Summary
Cummins Inc. (CMI) filed an 8-K on August 19, 2022, detailing significant updates to its credit facilities. The company entered into new credit agreements that consolidate and enhance its borrowing capacity, primarily a Fourth Amended and Restated 364-Day Credit Agreement for up to $1.5 billion and an Incremental 364-Day Credit Agreement for an additional $500 million, both expiring on August 16, 2023. These agreements replace previous credit facilities and include provisions for potential further increases and a "Term-Out Option" to convert revolving loans into term loans.
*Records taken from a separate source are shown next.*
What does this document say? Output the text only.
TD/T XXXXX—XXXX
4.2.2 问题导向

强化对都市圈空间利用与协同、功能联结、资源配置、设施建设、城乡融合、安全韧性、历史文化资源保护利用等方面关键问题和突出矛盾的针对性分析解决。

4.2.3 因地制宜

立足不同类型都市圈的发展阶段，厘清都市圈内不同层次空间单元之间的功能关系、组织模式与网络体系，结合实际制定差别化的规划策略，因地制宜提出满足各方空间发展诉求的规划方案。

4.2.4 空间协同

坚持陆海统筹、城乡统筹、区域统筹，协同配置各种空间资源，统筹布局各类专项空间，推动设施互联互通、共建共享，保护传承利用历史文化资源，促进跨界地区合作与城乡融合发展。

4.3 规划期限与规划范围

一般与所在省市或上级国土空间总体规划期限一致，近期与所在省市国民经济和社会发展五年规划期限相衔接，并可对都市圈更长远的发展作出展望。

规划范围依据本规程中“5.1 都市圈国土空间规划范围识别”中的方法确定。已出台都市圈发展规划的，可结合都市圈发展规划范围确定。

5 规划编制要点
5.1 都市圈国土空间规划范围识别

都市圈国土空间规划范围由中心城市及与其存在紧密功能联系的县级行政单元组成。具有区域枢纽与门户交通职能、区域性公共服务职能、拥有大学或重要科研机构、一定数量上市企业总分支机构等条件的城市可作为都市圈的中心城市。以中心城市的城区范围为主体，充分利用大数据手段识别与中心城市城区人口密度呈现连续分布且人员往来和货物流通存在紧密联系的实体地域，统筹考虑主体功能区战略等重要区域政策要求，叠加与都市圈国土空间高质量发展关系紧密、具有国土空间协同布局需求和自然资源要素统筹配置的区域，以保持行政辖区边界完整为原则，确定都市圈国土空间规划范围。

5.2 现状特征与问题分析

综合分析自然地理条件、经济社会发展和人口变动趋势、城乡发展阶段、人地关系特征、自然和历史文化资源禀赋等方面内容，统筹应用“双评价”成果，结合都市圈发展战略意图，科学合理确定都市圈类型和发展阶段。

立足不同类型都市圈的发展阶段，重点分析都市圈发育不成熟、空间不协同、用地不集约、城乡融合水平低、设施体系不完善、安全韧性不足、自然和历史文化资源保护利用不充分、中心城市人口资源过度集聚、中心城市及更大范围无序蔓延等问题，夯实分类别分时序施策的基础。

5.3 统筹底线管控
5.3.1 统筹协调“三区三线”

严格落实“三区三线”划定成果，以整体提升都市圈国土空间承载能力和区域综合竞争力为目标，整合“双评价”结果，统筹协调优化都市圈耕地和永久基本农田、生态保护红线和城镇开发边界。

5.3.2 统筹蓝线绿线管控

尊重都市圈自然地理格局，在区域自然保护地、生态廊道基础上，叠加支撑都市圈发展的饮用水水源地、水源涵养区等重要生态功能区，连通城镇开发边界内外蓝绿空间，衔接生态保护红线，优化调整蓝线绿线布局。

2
Furthermore, Cummins amended its existing 5-Year Credit Agreement to transition from LIBOR to SOFR as the primary interest rate benchmark, reflecting industry-wide shifts. The new credit facilities are unsecured, with Cummins providing guarantees for subsidiary borrowings. The covenants include a financial metric requiring the ratio of consolidated net debt to consolidated total capital to not exceed 0.65:1. This proactive management of its credit structure provides financial flexibility and aligns with current market practices.
Key Highlights
- 1Entered into new credit agreements totaling up to $2.0 billion in revolving and swingline loans, with a commitment termination date of August 16, 2023.
- 2Amended existing 5-Year Credit Agreement to replace LIBOR with SOFR as the interest rate benchmark.
- 3New credit facilities are unsecured, with Cummins guaranteeing subsidiary borrowings.
- 4Option to request up to an additional $750 million in borrowing capacity under the 364-Day Credit Agreement, subject to certain conditions.
- 5Introduced a 'Term-Out Option' allowing conversion of revolving loans into term loans maturing one year after the commitment termination date.
- 6Maintained a financial covenant requiring consolidated net debt to consolidated total capital ratio not to exceed 0.65:1.
- 7Current interest rates are based on Alternate Base Rate, Adjusted Term SOFR Rate, Adjusted EURIBO Rate, Adjusted Daily Simple RFR, or other agreed-upon rates, with applicable rates tiered based on credit ratings.